Cuban youth to join International Students’ Day celebrations

These words were applicable then, as they were before and after. They sum up the strength of young people, martyrs for their ideals on so many occasions, especially remembered on November 17.

The date for International Students’ Day was not chosen at random. It marks an opportunity to annually recall, on a date marked by fascist crimes, that students are that hope of which Galeano spoke.

The story behind November 17 began in Czechoslovakia, a few months after the outbreak of World War II. On October 28, 1939, hundreds of Czech students took to the streets of the capital, Prague, to resist the Nazi occupation and they were met with the fire of fascist rifles.

The death of Jan Opletal, a student at the Faculty of Medicine in Prague, ignited protests at the city’s universities. The response of the Nazis was brutal. On the night of November 16, they surrounded the student residences and shot nine student leaders. On the 17th, all Czech higher education institutions were closed and more than 1,200 students were sent to the Sachsenhausen-Oranienburg concentration camp.
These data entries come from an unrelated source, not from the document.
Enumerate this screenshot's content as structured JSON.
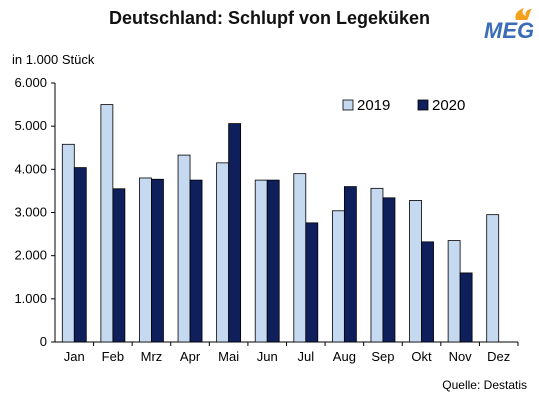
{
  "header": {
    "title": "Deutschland: Schlupf von Legeküken",
    "unit_label": "in 1.000 Stück",
    "logo_text": "MEG"
  },
  "footer": {
    "source": "Quelle: Destatis"
  },
  "colors": {
    "series_2019": "#c5d9f1",
    "series_2020": "#0f1f5c",
    "logo_blue": "#3a6db5",
    "logo_orange": "#f4a11d"
  },
  "chart_data": {
    "type": "bar",
    "title": "Deutschland: Schlupf von Legeküken",
    "xlabel": "",
    "ylabel": "in 1.000 Stück",
    "ylim": [
      0,
      6000
    ],
    "y_ticks": [
      0,
      1000,
      2000,
      3000,
      4000,
      5000,
      6000
    ],
    "y_tick_labels": [
      "0",
      "1.000",
      "2.000",
      "3.000",
      "4.000",
      "5.000",
      "6.000"
    ],
    "categories": [
      "Jan",
      "Feb",
      "Mrz",
      "Apr",
      "Mai",
      "Jun",
      "Jul",
      "Aug",
      "Sep",
      "Okt",
      "Nov",
      "Dez"
    ],
    "series": [
      {
        "name": "2019",
        "values": [
          4580,
          5500,
          3800,
          4330,
          4150,
          3750,
          3900,
          3040,
          3560,
          3280,
          2350,
          2950
        ]
      },
      {
        "name": "2020",
        "values": [
          4040,
          3550,
          3770,
          3750,
          5060,
          3750,
          2760,
          3600,
          3340,
          2320,
          1600,
          null
        ]
      }
    ],
    "grid": false,
    "legend_position": "top-right"
  }
}
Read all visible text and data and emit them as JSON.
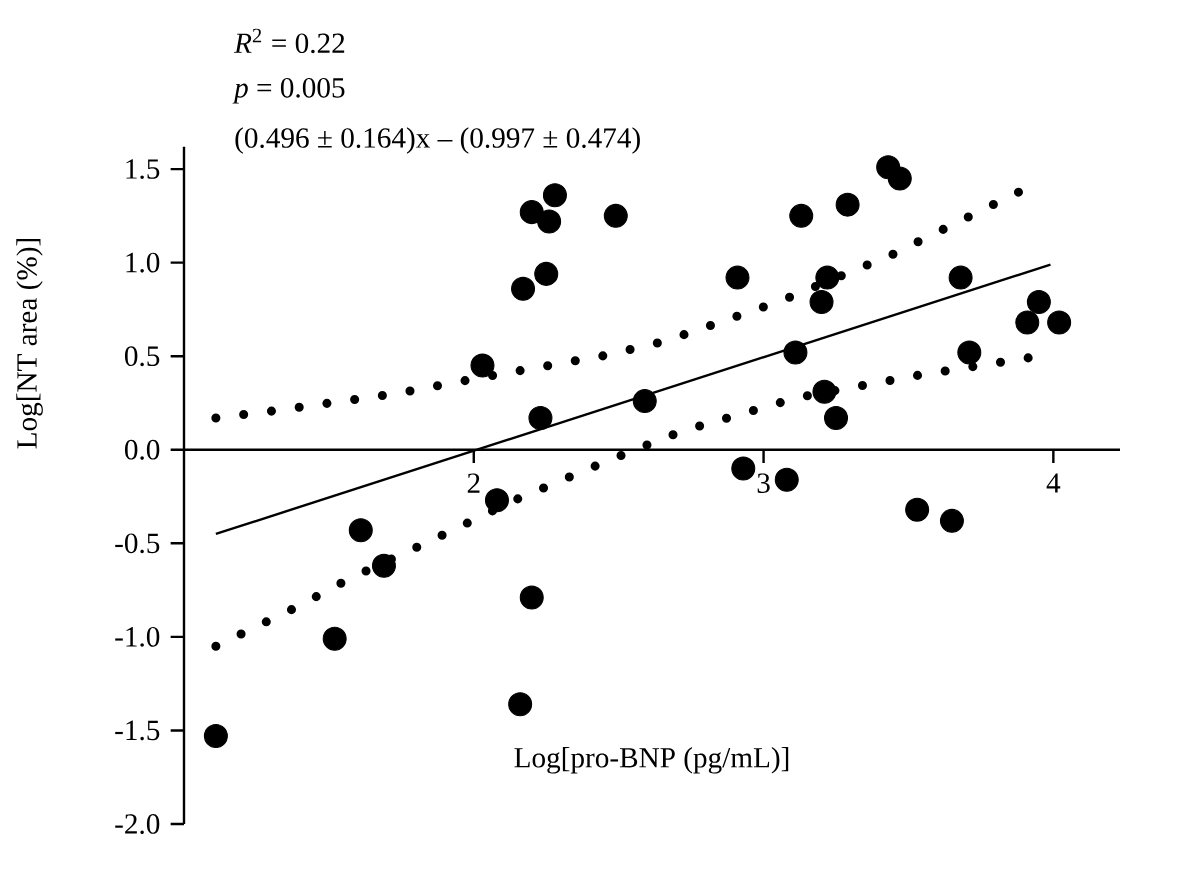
{
  "chart_data": {
    "type": "scatter",
    "xlabel": "Log[pro-BNP (pg/mL)]",
    "ylabel": "Log[NT area (%)]",
    "annotations": [
      "*R*$^{2}$ = 0.22",
      "*p* = 0.005",
      "(0.496 ± 0.164)x – (0.997 ± 0.474)"
    ],
    "xlim": [
      1.0,
      4.23
    ],
    "ylim": [
      -2.0,
      1.62
    ],
    "xticks": [
      2,
      3,
      4
    ],
    "yticks": [
      {
        "value": -2,
        "label": "-2.0"
      },
      -1.5,
      {
        "value": -1,
        "label": "-1.0"
      },
      -0.5,
      {
        "value": 0,
        "label": "0.0"
      },
      0.5,
      {
        "value": 1,
        "label": "1.0"
      },
      1.5
    ],
    "grid": false,
    "series": [
      {
        "color": "#000000",
        "x": [
          2.03,
          2.17,
          2.2,
          2.26,
          2.28,
          2.25,
          2.49,
          2.23,
          2.59,
          2.08,
          1.61,
          1.69,
          2.2,
          1.52,
          1.11,
          2.16,
          3.13,
          3.29,
          3.43,
          3.47,
          2.91,
          3.22,
          3.2,
          3.68,
          3.95,
          3.91,
          4.02,
          3.11,
          3.71,
          3.21,
          3.25,
          2.93,
          3.08,
          3.53,
          3.65
        ],
        "values": [
          0.45,
          0.86,
          1.27,
          1.22,
          1.36,
          0.94,
          1.25,
          0.17,
          0.26,
          -0.27,
          -0.43,
          -0.62,
          -0.79,
          -1.01,
          -1.53,
          -1.36,
          1.25,
          1.31,
          1.51,
          1.45,
          0.92,
          0.92,
          0.79,
          0.92,
          0.79,
          0.68,
          0.68,
          0.52,
          0.52,
          0.31,
          0.17,
          -0.1,
          -0.16,
          -0.32,
          -0.38
        ]
      },
      {
        "type": "line",
        "color": "#000000",
        "line_style": "solid",
        "x": [
          1.11,
          3.99
        ],
        "values": [
          -0.45,
          0.99
        ]
      },
      {
        "type": "line",
        "color": "#000000",
        "line_style": "dotted",
        "x": [
          1.11,
          1.32,
          1.73,
          2.04,
          2.44,
          2.66,
          3.05,
          3.44,
          3.91
        ],
        "values": [
          0.17,
          0.21,
          0.3,
          0.39,
          0.5,
          0.58,
          0.79,
          1.04,
          1.4
        ]
      },
      {
        "type": "line",
        "color": "#000000",
        "line_style": "dotted",
        "x": [
          1.11,
          1.39,
          1.57,
          1.86,
          2.14,
          2.43,
          2.62,
          2.72,
          3.12,
          3.54,
          3.95
        ],
        "values": [
          -1.05,
          -0.84,
          -0.69,
          -0.48,
          -0.27,
          -0.08,
          0.04,
          0.1,
          0.28,
          0.4,
          0.5
        ]
      }
    ]
  }
}
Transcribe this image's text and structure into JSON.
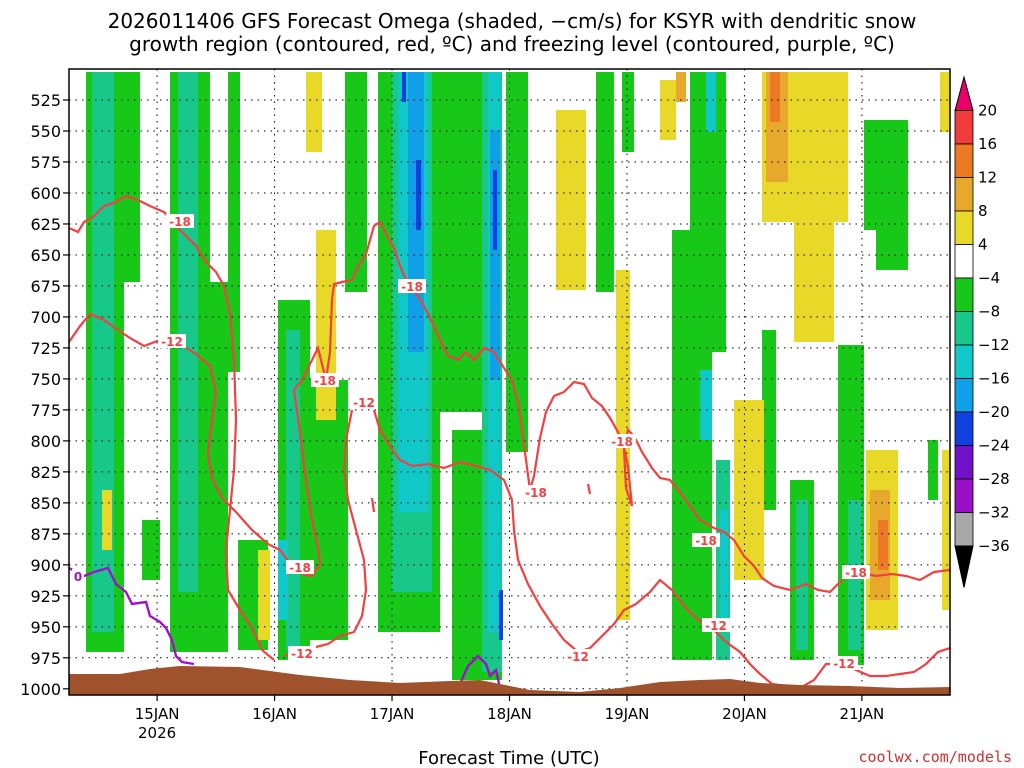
{
  "chart_data": {
    "type": "heatmap",
    "title_lines": [
      "2026011406 GFS Forecast Omega (shaded, −cm/s) for KSYR with dendritic snow",
      "growth region (contoured, red, ºC) and freezing level (contoured, purple, ºC)"
    ],
    "xlabel": "Forecast Time (UTC)",
    "ylabel": "",
    "credit": "coolwx.com/models",
    "x_ticks": [
      {
        "t": 18,
        "label": "15JAN",
        "sub": "2026"
      },
      {
        "t": 42,
        "label": "16JAN",
        "sub": ""
      },
      {
        "t": 66,
        "label": "17JAN",
        "sub": ""
      },
      {
        "t": 90,
        "label": "18JAN",
        "sub": ""
      },
      {
        "t": 114,
        "label": "19JAN",
        "sub": ""
      },
      {
        "t": 138,
        "label": "20JAN",
        "sub": ""
      },
      {
        "t": 162,
        "label": "21JAN",
        "sub": ""
      }
    ],
    "x_range_hours": [
      0,
      180
    ],
    "y_levels": [
      525,
      550,
      575,
      600,
      625,
      650,
      675,
      700,
      725,
      750,
      775,
      800,
      825,
      850,
      875,
      900,
      925,
      950,
      975,
      1000
    ],
    "y_range_hpa": [
      500,
      1005
    ],
    "grid": true,
    "colorbar": {
      "ticks": [
        "20",
        "16",
        "12",
        "8",
        "4",
        "−4",
        "−8",
        "−12",
        "−16",
        "−20",
        "−24",
        "−28",
        "−32",
        "−36"
      ],
      "colors": [
        "#e8006a",
        "#f23c3c",
        "#ec7a22",
        "#e8a82c",
        "#e8d828",
        "#ffffff",
        "#18c818",
        "#18c88a",
        "#10c8c8",
        "#10a0e8",
        "#1040e0",
        "#7010c8",
        "#9a10c8",
        "#a8a8a8",
        "#000000"
      ]
    },
    "contour_labels": {
      "dgz": [
        "-18",
        "-12"
      ],
      "freezing": [
        "0"
      ]
    },
    "colors": {
      "dgz_contour": "#f24040",
      "freezing_contour": "#a010c8",
      "terrain": "#a0522d",
      "grid": "#000000",
      "credit": "#c83232"
    }
  }
}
The date became a symbol of the resistance of students across the world against crimes of all kinds, and a proclamation of freedom and peace. Today, 77 years later, this day motivates many young people around the world, who take to the streets to keep alive their demands for their rights.

In Cuba, as every year on this date, students will demonstrate their solidarity with brothers and sisters around the world and recall the rights Cubans enjoy. Universities will open up to nearby communities, with performances by their amateur artists and performers and a series of sporting competitions.

The province of Santiago de Cuba will be the main venue of the commemorations this year, but all student centers across the island will host events to remind students of that inviolable capacity to dream.